Горели деревни. Ветер нес запах гари, горький запах, мешавшийся со смолистым сосновым духом и медовыми ароматами лугов. Сухой и тонкий, он лишь слегка, незримо, вплетался в упругую влажность ветра, и все-таки от него, от этого легкого и горького привкуса, першило в горле и сухо становилось во рту, ибо это был запах беды, древней беды народов и особенной беды деревянной, дотла выгорающей в пожарах русской страны. И это же был запах огня, жизни! Но почему так рознятся запахи дыма костров и пожарищ? О жилом, о тепле, о ночлеге и хлебе говорит дым костра, и о смерти, скитаниях, стуже — горький чад сгорающих деревень.
На вершине холма, на коне, что, потягивая повода и тревожно раздувая ноздри, нюхал ветер, тянувший гарью из-за синих лесов, сидел, глядя тяжелыми, в отечных мешках, зоркими глазами туда же, куда и конь, и еще дальше, за синие леса, за озера, в далекие степи мунгальские, русский князь. Он лишь на миг скосил глаза, когда внизу вырвалась вдруг из леса, ломая грудью ельник, ошалевшая от огня и страшного запаха дыма кобыла, и тотчас, следом за нею, выскочил на опушку и побежал по склону холма, кособочась, босой старик, с отдуваемой ветром бородой, в серо-белой некрашеной рубахе и таких же серо-белых, отбеленных солнцем холщовых портах. Мужик бежал, щурясь на бегу из-под ладони, зорко и опасливо глядя вверх, туда, где, темный противу солнечной стороны, стоял на коне князь и чередой тянулись, щетинясь остриями копий и шеломов, ратники княжой дружины. Кто-то из ратных, не выдержав, порушил ряд и поскакал впереймы, норовя раньше мужика ухватить за повод одичавшую лошадь…
Князь с холма продолжал глядеть вперед. Он знал эту дорогу. Долго будут тянуться, провожая, еловые да сосновые боры, березовые колки, дубовые и кленовые рощи, деревни и города, пашни и перелески, где остались, в чаще лесов, родной Переяславль, княжий стол, златоглавый Владимир.

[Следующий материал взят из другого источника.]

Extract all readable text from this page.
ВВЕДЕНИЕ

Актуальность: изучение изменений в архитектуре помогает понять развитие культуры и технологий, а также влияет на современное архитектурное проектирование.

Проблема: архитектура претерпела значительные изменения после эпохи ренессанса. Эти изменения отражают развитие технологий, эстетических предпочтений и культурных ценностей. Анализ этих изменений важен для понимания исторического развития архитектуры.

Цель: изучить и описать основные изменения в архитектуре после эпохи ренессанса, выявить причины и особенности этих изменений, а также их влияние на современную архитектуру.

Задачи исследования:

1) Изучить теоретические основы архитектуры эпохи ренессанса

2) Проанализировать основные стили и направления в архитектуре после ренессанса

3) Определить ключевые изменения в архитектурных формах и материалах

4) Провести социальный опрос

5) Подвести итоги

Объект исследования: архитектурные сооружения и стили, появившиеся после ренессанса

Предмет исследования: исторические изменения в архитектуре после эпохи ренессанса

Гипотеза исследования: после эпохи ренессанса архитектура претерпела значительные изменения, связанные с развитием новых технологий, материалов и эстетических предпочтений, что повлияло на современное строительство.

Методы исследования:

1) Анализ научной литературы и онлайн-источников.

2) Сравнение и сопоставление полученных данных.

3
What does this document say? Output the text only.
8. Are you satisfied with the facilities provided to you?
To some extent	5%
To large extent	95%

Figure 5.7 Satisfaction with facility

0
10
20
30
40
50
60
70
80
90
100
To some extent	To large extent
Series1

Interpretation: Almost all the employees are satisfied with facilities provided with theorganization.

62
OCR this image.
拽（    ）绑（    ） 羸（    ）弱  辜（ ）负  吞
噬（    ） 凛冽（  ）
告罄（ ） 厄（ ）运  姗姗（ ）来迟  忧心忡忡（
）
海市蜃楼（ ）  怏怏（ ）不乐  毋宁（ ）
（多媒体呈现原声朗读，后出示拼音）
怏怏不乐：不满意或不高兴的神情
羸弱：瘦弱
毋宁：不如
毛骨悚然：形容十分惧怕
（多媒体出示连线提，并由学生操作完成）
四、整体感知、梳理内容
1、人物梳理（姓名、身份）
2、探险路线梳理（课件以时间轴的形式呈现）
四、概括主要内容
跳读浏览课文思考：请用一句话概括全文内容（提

А там, за Муромом, за Окою, шире и шире пойдут поляны в разноцветье трав, по брюхо коню, чернее земля на пашнях, а там, за последними, потерянно прячущимися в приовражьях русскими землянками, начнутся степи, а за ними шумный и разноязычный Сарай, не поймешь: то ли торг, то ли город, то ли стойбище татарское?.. Где рев верблюдов, табуны коней, амбары, лавки, пыль, иноземные купцы и, среди всего, жалкие глаза русских полоняников. А там, за широкой, как море, рекой Итиль, по-русски Волгой, опять степи, чужие, мунгальские, где уже и не встретишь русского лица, только седой серебряный ковыль под ветром ходит волнами до края неба да изредка промаячат по этому морю плывущие караваны. А там, дальше, редкие сосновые перелески да пески, и цветные, рыжие, красные, зеленые и синие холмы, и снова степи день за днем, месяц за месяцем, и сухая пыль, то жаркая, то ледяная, и горы в мареве, и лица чужие, плоские, широкоскулые, будто трава их рождает так, целиком, в оружии, на диких степных конях. И совсем далеко ставка великого кагана, степной город, составленный из расписных юрт и лаковых разборных дворцов, готовый ежеминутно сняться с места и в реве, в ржании, в глухом и тяжелом, потрясающем землю стуке бесчисленных копыт плыть на новые земли и страны, рушить царства, губить города… Город, откуда так трудно возвращаться живым… Князь смотрел, каменея, за синие леса, за широкие степи, великий князь Золотой Руси!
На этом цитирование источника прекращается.